O clássico ponteiro do rato, que permaneceu inalterado durante décadas com funções limitadas a apontar e clicar, está prestes a dar o seu maior salto tecnológico. Segundo revelou a Google DeepMind, o objetivo passa por fundir o cursor com inteligência artificial contextual, permitindo que o sistema compreenda exatamente o que está a ser assinalado no ecrã, a sua relevância e a ação pretendida pelo utilizador.
O fim dos comandos longos e a transição para a proatividade
A visão da divisão de investigação da Google assenta na inversão da tradicional rotina de uso. Em vez de obrigar o utilizador a abrir a janela de um modelo de linguagem, copiar conteúdos e redigir instruções complexas para dar contexto, a ideia é fundir a assistência diretamente nos fluxos de trabalho, páginas web ou documentos. Basta apontar para um elemento e transmitir uma ordem natural através da voz.
Para sustentar esta mecânica, foram delineados quatro princípios fundamentais: preservar o fluxo de trabalho sem alternar constantemente entre janelas; aplicar o conceito de "mostrar e dizer" conjugando o ponteiro com ordens breves; tirar partido de expressões humanas naturais como "isto" ou "aquilo"; e transformar simples píxeis em entidades acionáveis, descodificando datas, tabelas ou código.
Na prática, o sistema consegue interpretar o apontar para um ficheiro PDF e extrair um resumo em tópicos diretamente para um email, converter uma tabela num gráfico visual, ou transformar notas manuscritas numa lista de tarefas. A gigante tecnológica começou já a integrar inteligência artificial no Chrome, permitindo ao Gemini interagir com áreas específicas das páginas web assinaladas pelo cursor.
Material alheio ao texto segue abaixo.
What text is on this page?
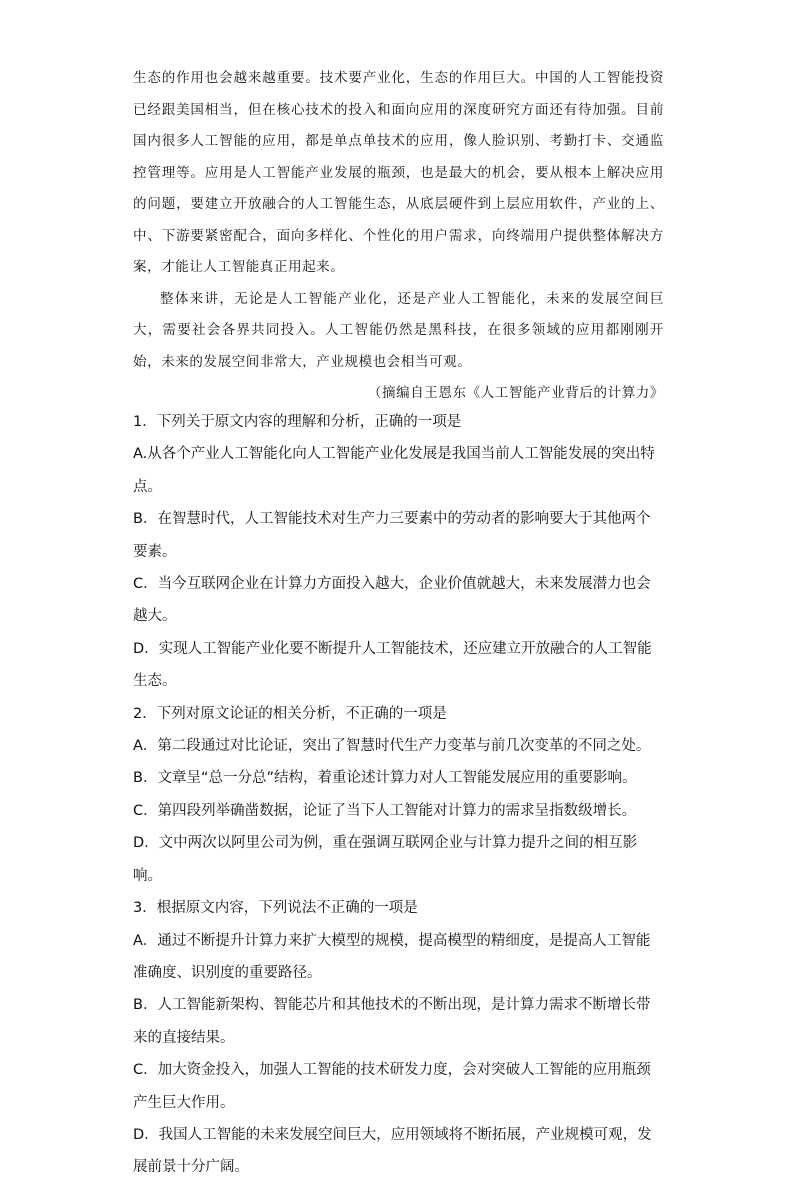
生态的作用也会越来越重要。技术要产业化，生态的作用巨大。中国的人工智能投资已经跟美国相当，但在核心技术的投入和面向应用的深度研究方面还有待加强。目前国内很多人工智能的应用，都是单点单技术的应用，像人脸识别、考勤打卡、交通监控管理等。应用是人工智能产业发展的瓶颈，也是最大的机会，要从根本上解决应用的问题，要建立开放融合的人工智能生态，从底层硬件到上层应用软件，产业的上、中、下游要紧密配合，面向多样化、个性化的用户需求，向终端用户提供整体解决方案，才能让人工智能真正用起来。

整体来讲，无论是人工智能产业化，还是产业人工智能化，未来的发展空间巨大，需要社会各界共同投入。人工智能仍然是黑科技，在很多领域的应用都刚刚开始，未来的发展空间非常大，产业规模也会相当可观。

（摘编自王恩东《人工智能产业背后的计算力》

1．下列关于原文内容的理解和分析，正确的一项是
A.从各个产业人工智能化向人工智能产业化发展是我国当前人工智能发展的突出特点。
B．在智慧时代，人工智能技术对生产力三要素中的劳动者的影响要大于其他两个要素。
C．当今互联网企业在计算力方面投入越大，企业价值就越大，未来发展潜力也会越大。
D．实现人工智能产业化要不断提升人工智能技术，还应建立开放融合的人工智能生态。
2．下列对原文论证的相关分析，不正确的一项是
A．第二段通过对比论证，突出了智慧时代生产力变革与前几次变革的不同之处。
B．文章呈“总一分总”结构，着重论述计算力对人工智能发展应用的重要影响。
C．第四段列举确凿数据，论证了当下人工智能对计算力的需求呈指数级增长。
D．文中两次以阿里公司为例，重在强调互联网企业与计算力提升之间的相互影响。
3．根据原文内容，下列说法不正确的一项是
A．通过不断提升计算力来扩大模型的规模，提高模型的精细度，是提高人工智能准确度、识别度的重要路径。
B．人工智能新架构、智能芯片和其他技术的不断出现，是计算力需求不断增长带来的直接结果。
C．加大资金投入，加强人工智能的技术研发力度，会对突破人工智能的应用瓶颈产生巨大作用。
D．我国人工智能的未来发展空间巨大，应用领域将不断拓展，产业规模可观，发展前景十分广阔。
Exclusividade no ecossistema da marca e os desafios de autonomia
Esta rotina proativa está centralizada nos futuros computadores portáteis Googlebook e desenhada para impulsionar o novo sistema Aluminium OS. Em resultado desta estratégia, as funcionalidades multimodais marcam a sua estreia exclusiva nestes equipamentos, ficando de fora de plataformas distintas como o Windows 11, macOS ou Linux.
O movimento insere-se na implementação da Gemini Intelligence, concebida para atuar de forma proativa em todo o ecossistema da marca. O plano engloba a automação de tarefas entre diferentes aplicações, o preenchimento de formulários complexos e a conversão de áudio em texto limpo através da ferramenta Rambler. A expansão arranca no verão nos telemóveis mais recentes da linha Samsung Galaxy e Google Pixel, estendendo-se gradualmente a relógios, automóveis e óculos inteligentes.
Apesar de rivais como a Microsoft explorarem soluções visuais com o Click to Do nos PCs Copilot+ e a Apple integrar a Visual Intelligence no iPhone, a Google aposta no cursor como uma interface multimodal contínua. Contudo, a necessidade de processamento local ou ligação permanente à nuvem levanta questões incontornáveis sobre o impacto na autonomia da bateria. Para mitigar receios de intrusão, a empresa assegura que o controlo permanecerá do lado humano, exigindo confirmações explícitas para a execução de tarefas sensíveis.